Russland verlagert seine Handelstätigkeiten zunehmend in den Osten. Ursprünglich war Moskaus neue Orientierung nach Asien politisch motiviert, unter dem Eindruck der Sanktionen. Mittlerweile sei die Wende aber unumkehrbar und stütze sich nur mehr auf wirtschaftliche Gründe, behauptet der Wirtschaftsexperte und Putin-Berater Boris Jurjewitsch Titow (62). Die westliche Wirtschaft sei nämlich träge, während in Asien alles boomt. Russischen Unternehmer hätten erkannt: Geschäfte im Osten sind lukrativer.

Abwendung vom „statistischen“ Westen

Boris Titow ist Unternehmer und Politiker, darüber hinaus Beauftragter des Präsidenten für Wirtschaftsrechte und Experte des Moskauer Wirtschaftsforums. Russland wende sich bei seinen Handels- und Wirtschaftskooperation kontinuierlich ab vom „statischen“ Westen, erklärte er gegenüber der russischen Agentur RIA Novosti.

Boris Titow trifft den russischen Präsidenten Wladimir Putin im Kreml.APA/AFP/SPUTNIK/Mikhail METZEL

Zunächst sei dieser Prozess eine politische Reaktion auf die westlichen Sanktionen gegen Moskau gewesen, sagte er am Rande des Östlichen Wirtschaftsforums in Wladiwostok. Nun habe er sich aber weiterentwickelt und beruhe auf wirtschaftlichen Erwägungen.

„Auch nach Ende der Sanktionen werden unsere Unternehmen nicht in den Westen zurückkehren“

Titow ist überzeugt: „Selbst wenn wir uns vorstellen, dass wir wieder mit dem Westen befreundet sein werden, dass sie ihre Sanktionen aufheben, werden unsere Unternehmen nicht in den Westen zurückkehren … Es ist viel interessanter, in die sich entwickelnden Märkte des Ostens einzutreten und gemeinsam zu wachsen, als im Westen zu verharren.“

Boris Titow ist Vertreter der russischen Wirtschaft.APA/AFP/Kirill KUDRYAVTSEV

Seit Beginn der Russland-Sanktionen habe sich „alles dramatisch verändert. Wir können nun mit Sicherheit sagen, dass diese Wende unumkehrbar ist und nicht auf politischen, sondern in erster Linie auf wirtschaftlichen Gründen beruht“.
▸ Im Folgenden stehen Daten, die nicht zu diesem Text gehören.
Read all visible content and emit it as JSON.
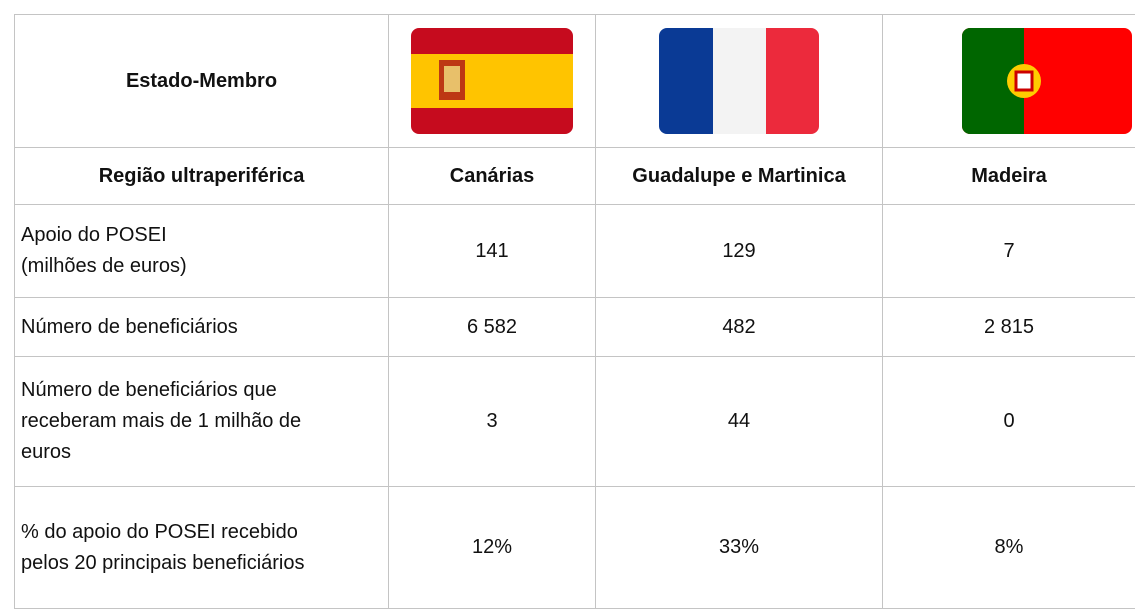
{
  "header": {
    "member_state_label": "Estado-Membro"
  },
  "table": {
    "columns": [
      "Região ultraperiférica",
      "Canárias",
      "Guadalupe e Martinica",
      "Madeira"
    ],
    "rows": [
      [
        "Apoio do POSEI\n(milhões de euros)",
        "141",
        "129",
        "7"
      ],
      [
        "Número de beneficiários",
        "6 582",
        "482",
        "2 815"
      ],
      [
        "Número de beneficiários que receberam mais de 1 milhão de euros",
        "3",
        "44",
        "0"
      ],
      [
        "% do apoio do POSEI recebido pelos 20 principais beneficiários",
        "12%",
        "33%",
        "8%"
      ]
    ]
  }
}
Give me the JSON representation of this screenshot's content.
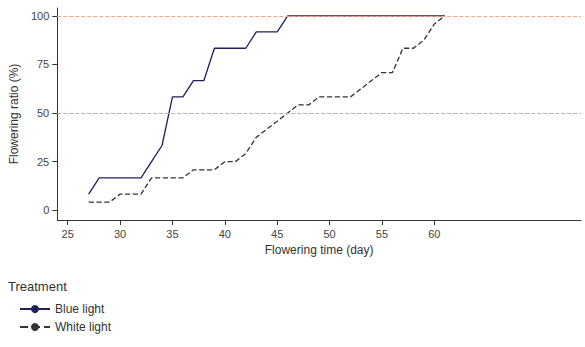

„Asien heute Zentrum der Entwicklung, nicht Europa“

Zwar sei die westliche Wirtschaft gut entwickelt, aber bereits „zu stark investiert und träge“. Anders in Asien: „Im Osten boomt alles, dort geht es schnell voran, entwickelt sich rasant. Und das gilt nicht nur für China, Indien und Indonesien, sondern auch für viele andere Länder. Sie sind heute das Zentrum der Entwicklung, nicht Europa, schließlich sind dort unsere Hauptverbraucher von Energie“, ergänzte der russische Beamte und Ombudsmann für Wirtschaftsfragen.

Asiens Rohölimporte stiegen im Sommer auf ein Rekordhoch, weil die beiden größten Abnehmer – China und Indien – große Mengen an verbilligtem russischen Öl abnahmen. Russland wurde zum Hauptlieferanten der beiden Länder. Allein in die Volksrepublik China flossen im Juli 2,04 Millionen Barell pro Tag über Pipeline- und Seeimporte.

67 Prozent der Russen befürworten Russlands Ostorientierung, nur elf Prozent lehnen sie ab. Das ergabe eine neue Umfrage des staatlichen russischen Meinungsforschungszentrums (VTsIOM).